‘Lack of Ownership Among Tax Machinery Hindering Broadening of Tax Base’

The Federal Board of Revenue (FBR) has admitted that there is a lack of clarity and ownership among the tax machinery on the issue of expanding the tax net (Broadening the tax base).

The FBR report (Stakeholder Engagement Plan) issued under the World Bank-funded Pakistan Raises Revenue Project (PRRP) disclosed that the FBR cannot work in isolation, and their work is contingent on cooperation and support from other agencies such as the Excise and Taxation Department, NADRA, CDA, etc.

There is a need to streamline the systems to engage in seamless data sharing (among different entities). Enforcement, presence, and outreach are critical issues. FBR should follow through on policies not change them frequently and be consistent about enforcement. Broadening the tax base is one of the objectives of reforms, as the FBR is not achieving results with the current system.

The phrase “broadening the tax base” is often used in Pakistan in the context of an extremely narrow base of income tax and refers to the idea of spreading it out over all potential sources. It would be more productive and would add value if the BTB function is based on territorial jurisdiction for collecting new cases and increasing the tax net.
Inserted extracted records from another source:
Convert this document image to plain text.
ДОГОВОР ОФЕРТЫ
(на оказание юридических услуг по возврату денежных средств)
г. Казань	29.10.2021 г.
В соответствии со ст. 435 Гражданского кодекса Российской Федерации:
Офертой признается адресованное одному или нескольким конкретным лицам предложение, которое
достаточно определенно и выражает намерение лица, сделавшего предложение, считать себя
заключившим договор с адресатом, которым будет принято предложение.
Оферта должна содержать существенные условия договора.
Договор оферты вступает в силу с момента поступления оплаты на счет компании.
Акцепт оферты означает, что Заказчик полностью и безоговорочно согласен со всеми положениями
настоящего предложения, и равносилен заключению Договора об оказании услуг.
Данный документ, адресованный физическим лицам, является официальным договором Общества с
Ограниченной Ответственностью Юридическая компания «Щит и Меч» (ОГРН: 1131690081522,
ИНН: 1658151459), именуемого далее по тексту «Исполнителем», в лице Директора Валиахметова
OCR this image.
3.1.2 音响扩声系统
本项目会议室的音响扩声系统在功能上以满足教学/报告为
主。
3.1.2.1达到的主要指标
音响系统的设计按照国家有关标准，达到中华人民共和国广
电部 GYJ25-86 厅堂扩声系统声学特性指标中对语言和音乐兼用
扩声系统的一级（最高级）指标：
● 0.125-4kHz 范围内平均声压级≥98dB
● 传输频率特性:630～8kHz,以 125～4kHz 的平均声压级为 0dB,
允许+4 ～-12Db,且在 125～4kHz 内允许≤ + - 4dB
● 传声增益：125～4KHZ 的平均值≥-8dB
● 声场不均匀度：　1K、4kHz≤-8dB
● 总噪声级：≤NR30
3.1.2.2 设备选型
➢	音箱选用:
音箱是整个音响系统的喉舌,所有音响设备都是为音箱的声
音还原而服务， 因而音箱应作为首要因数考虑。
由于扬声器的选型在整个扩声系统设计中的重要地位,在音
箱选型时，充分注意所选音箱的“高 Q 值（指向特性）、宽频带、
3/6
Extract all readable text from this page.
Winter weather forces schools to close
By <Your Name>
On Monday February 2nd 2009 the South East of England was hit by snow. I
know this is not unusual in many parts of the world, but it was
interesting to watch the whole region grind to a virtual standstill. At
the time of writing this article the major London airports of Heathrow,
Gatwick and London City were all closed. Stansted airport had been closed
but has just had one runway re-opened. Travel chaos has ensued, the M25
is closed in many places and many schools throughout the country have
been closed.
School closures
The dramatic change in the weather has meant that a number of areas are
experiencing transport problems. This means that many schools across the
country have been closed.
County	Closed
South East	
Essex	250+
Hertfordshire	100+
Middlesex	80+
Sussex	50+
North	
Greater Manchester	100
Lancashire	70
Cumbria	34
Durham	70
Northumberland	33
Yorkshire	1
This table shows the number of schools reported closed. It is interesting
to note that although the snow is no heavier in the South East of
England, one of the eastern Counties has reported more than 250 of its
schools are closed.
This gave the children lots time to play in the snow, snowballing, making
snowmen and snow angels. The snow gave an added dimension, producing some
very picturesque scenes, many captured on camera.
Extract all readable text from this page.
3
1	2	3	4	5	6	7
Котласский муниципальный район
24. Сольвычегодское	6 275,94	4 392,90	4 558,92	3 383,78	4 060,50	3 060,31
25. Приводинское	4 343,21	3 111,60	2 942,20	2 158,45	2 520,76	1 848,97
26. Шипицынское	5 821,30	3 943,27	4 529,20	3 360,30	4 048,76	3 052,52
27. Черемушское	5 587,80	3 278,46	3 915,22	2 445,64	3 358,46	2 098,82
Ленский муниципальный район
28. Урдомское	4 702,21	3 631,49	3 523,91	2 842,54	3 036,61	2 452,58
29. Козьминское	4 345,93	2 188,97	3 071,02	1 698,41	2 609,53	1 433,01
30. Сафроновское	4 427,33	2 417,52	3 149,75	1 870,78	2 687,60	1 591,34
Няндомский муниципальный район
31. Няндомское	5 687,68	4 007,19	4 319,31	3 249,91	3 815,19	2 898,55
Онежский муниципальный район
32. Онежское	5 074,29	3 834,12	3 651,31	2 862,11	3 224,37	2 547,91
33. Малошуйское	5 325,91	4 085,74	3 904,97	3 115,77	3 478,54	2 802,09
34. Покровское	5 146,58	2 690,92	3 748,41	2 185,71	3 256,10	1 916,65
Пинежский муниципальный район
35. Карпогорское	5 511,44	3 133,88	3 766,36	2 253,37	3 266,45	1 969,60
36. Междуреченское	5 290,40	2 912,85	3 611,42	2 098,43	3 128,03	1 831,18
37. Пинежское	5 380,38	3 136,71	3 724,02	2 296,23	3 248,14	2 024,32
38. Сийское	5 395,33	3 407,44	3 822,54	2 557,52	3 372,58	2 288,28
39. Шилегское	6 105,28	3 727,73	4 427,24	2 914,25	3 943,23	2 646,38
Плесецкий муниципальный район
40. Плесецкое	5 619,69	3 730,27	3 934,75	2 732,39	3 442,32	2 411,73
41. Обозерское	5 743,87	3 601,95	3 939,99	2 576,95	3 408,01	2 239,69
At present there is a lack of clarity and ownership. Due diligence and procedure are required for taxpayer mapping and field surveys to identify potential taxpayers before bringing them into the tax net. In terms of the work process structure, initially, there was a Circle-based system, under which, each Circle was responsible for closely monitoring the performance of all taxpayers falling within its territorial jurisdiction.

The officer in-charge was entrusted with all the responsibilities of maintenance of records, receipt, and enforcement of income tax returns/statements, conducting audit and assessment, recovery of taxes, filing of appeals at various appellate fora, issuance of refunds, and assisting the Commissioner in the issuance of exemption certificates. Since all the work was the responsibility of one person, there was a unity of command, a better understanding of issues, and a sense of ownership among the tax officials.

In 2000, it became function-based, in which there was a lack of ownership and officers did not know anything outside their function. The system has now introduced a “composite system” broadly similar to the comprising work units, the jurisdiction of which is by and large based on “territorial” specifications, and the work is entrusted to one person.

Hence IRS is organized along tax instruments, territorial jurisdictions, and taxpayer segments (e.g. Large Taxpayer Offices) rather than functions, for instance, taxpayer registration, assessment, and tax audit. This aspect of the Organization may be explored further through consultations as it has implications for the efficiency of work processes and would impact the reform agenda of the project. FBR has been integrated with NADRA and SECP, in particular about registration of taxpayers and the ease of doing business. Under the One Window Operations Policy, people can obtain their NTN from SECP, FBR concluded.